The drug that drove his troop crazy with aggression is aptly named "The Ladder," as the scientist behind it explains to Jacob after catching up to him. It was, as he explains, a means to bring subjects down the ladder to the core aggressions and fears, perfectly poetic in relation to the story. It's based on the real military-grade experimental drug 3-Quinuclidinyl benzoate (BZ) that the government supposedly used on soldiers during the Vietnam War to enhance soldiers' combat capabilities. However, there's no real indication any such drug was used on U.S. troops.

By the end of the film, Jacob has come to terms with the fact that he wasn't responsible for his son's death and that it's time to move on from the life he knew. He's then pronounced dead by medics in Vietnam, who state that he "put up a hell of a fight." My sole issue with this conclusion is the second to last scene, when Jacob's departed son appears, embracing and comforting his father with a warm hug and holding his hand as they walk up the stairs of Jacob's old home to the white light greeting him. I understand the sentimentality and it is an undeniably cathartic ending, but I see this as somewhat of an antithesis to the idea of breaking away from all memories of the past life.

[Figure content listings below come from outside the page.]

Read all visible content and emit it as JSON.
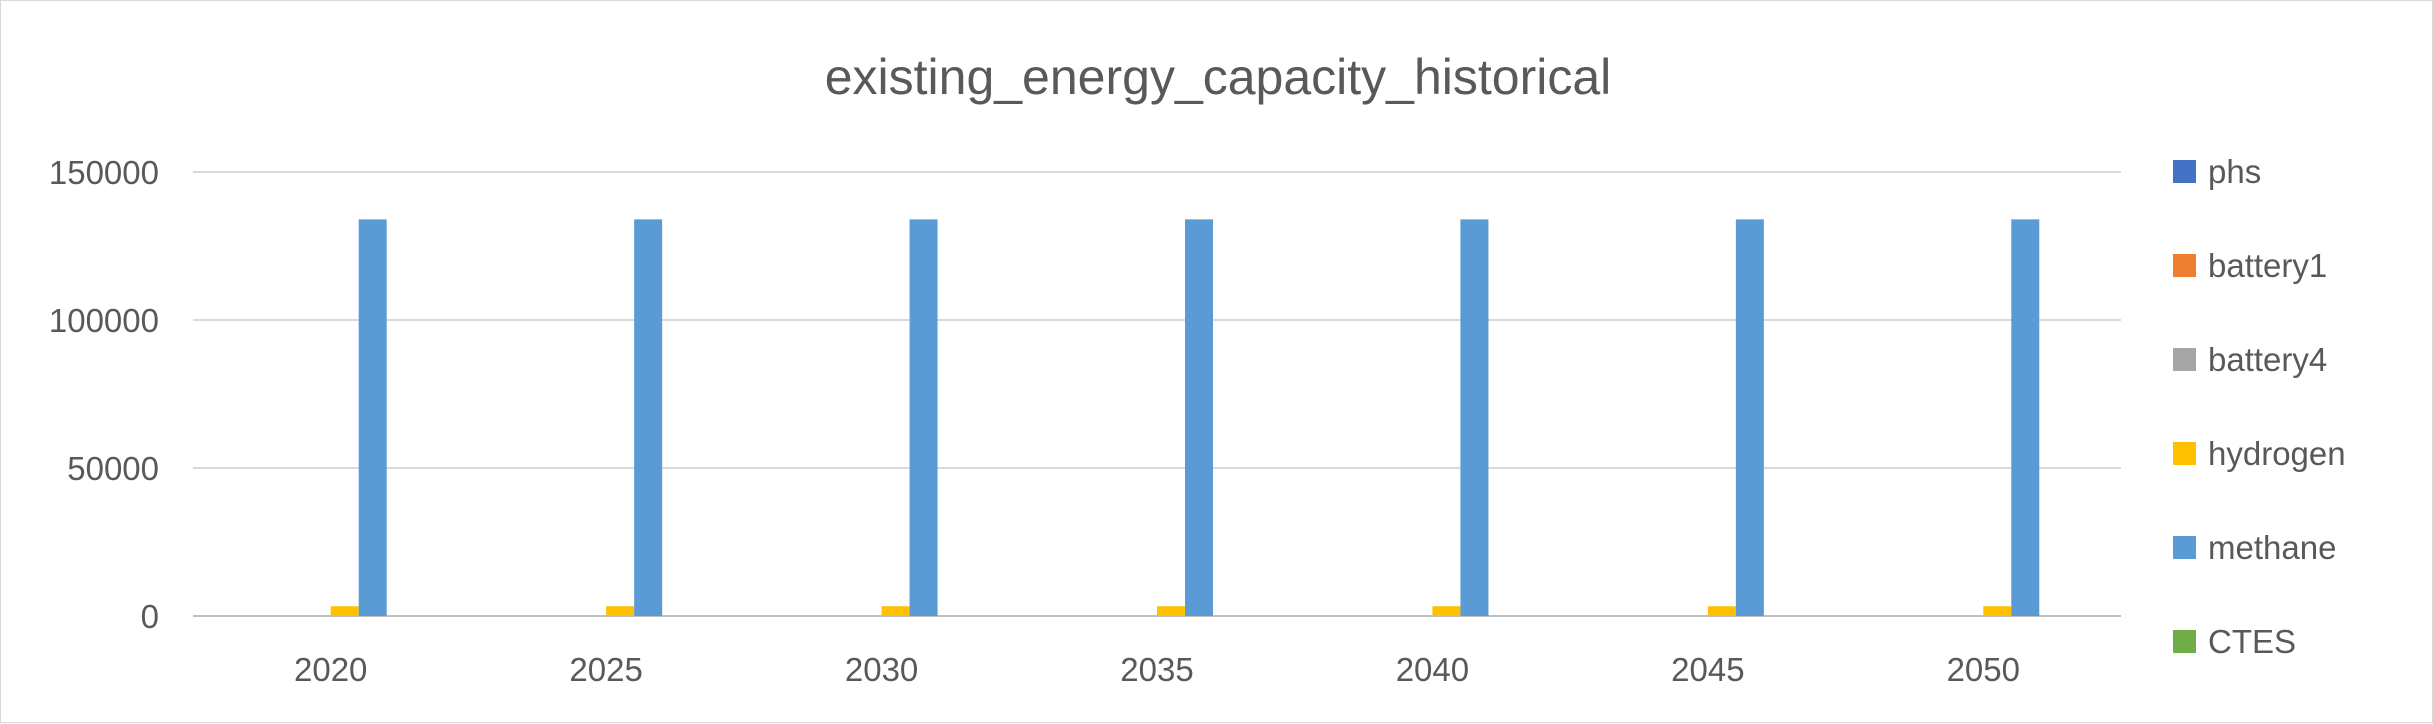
{
  "chart_data": {
    "type": "bar",
    "title": "existing_energy_capacity_historical",
    "xlabel": "",
    "ylabel": "",
    "categories": [
      "2020",
      "2025",
      "2030",
      "2035",
      "2040",
      "2045",
      "2050"
    ],
    "ylim": [
      0,
      150000
    ],
    "yticks": [
      "0",
      "50000",
      "100000",
      "150000"
    ],
    "grid": true,
    "legend_position": "right",
    "series": [
      {
        "name": "phs",
        "color": "#4472C4",
        "values": [
          0,
          0,
          0,
          0,
          0,
          0,
          0
        ]
      },
      {
        "name": "battery1",
        "color": "#ED7D31",
        "values": [
          0,
          0,
          0,
          0,
          0,
          0,
          0
        ]
      },
      {
        "name": "battery4",
        "color": "#A5A5A5",
        "values": [
          0,
          0,
          0,
          0,
          0,
          0,
          0
        ]
      },
      {
        "name": "hydrogen",
        "color": "#FFC000",
        "values": [
          3300,
          3300,
          3300,
          3300,
          3300,
          3300,
          3300
        ]
      },
      {
        "name": "methane",
        "color": "#5B9BD5",
        "values": [
          134000,
          134000,
          134000,
          134000,
          134000,
          134000,
          134000
        ]
      },
      {
        "name": "CTES",
        "color": "#70AD47",
        "values": [
          0,
          0,
          0,
          0,
          0,
          0,
          0
        ]
      }
    ]
  }
}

I would have preferred an ending where perhaps Jacob finds himself alone in someplace entirely unfamiliar, serving as a possible hint of his next life, but for the first time without any sense of loneliness, free of the "Not" that would otherwise eat him away as it does with all of us. On the other hand, I can see how that ending might be lost on broader audiences.

Despite the mild issue I have with the ending, I think Bruce Joel Rubin and Adrian Lyne constructed a great film that's inspired my own art, in the same spirit as Gaspar Noe's Enter the Void.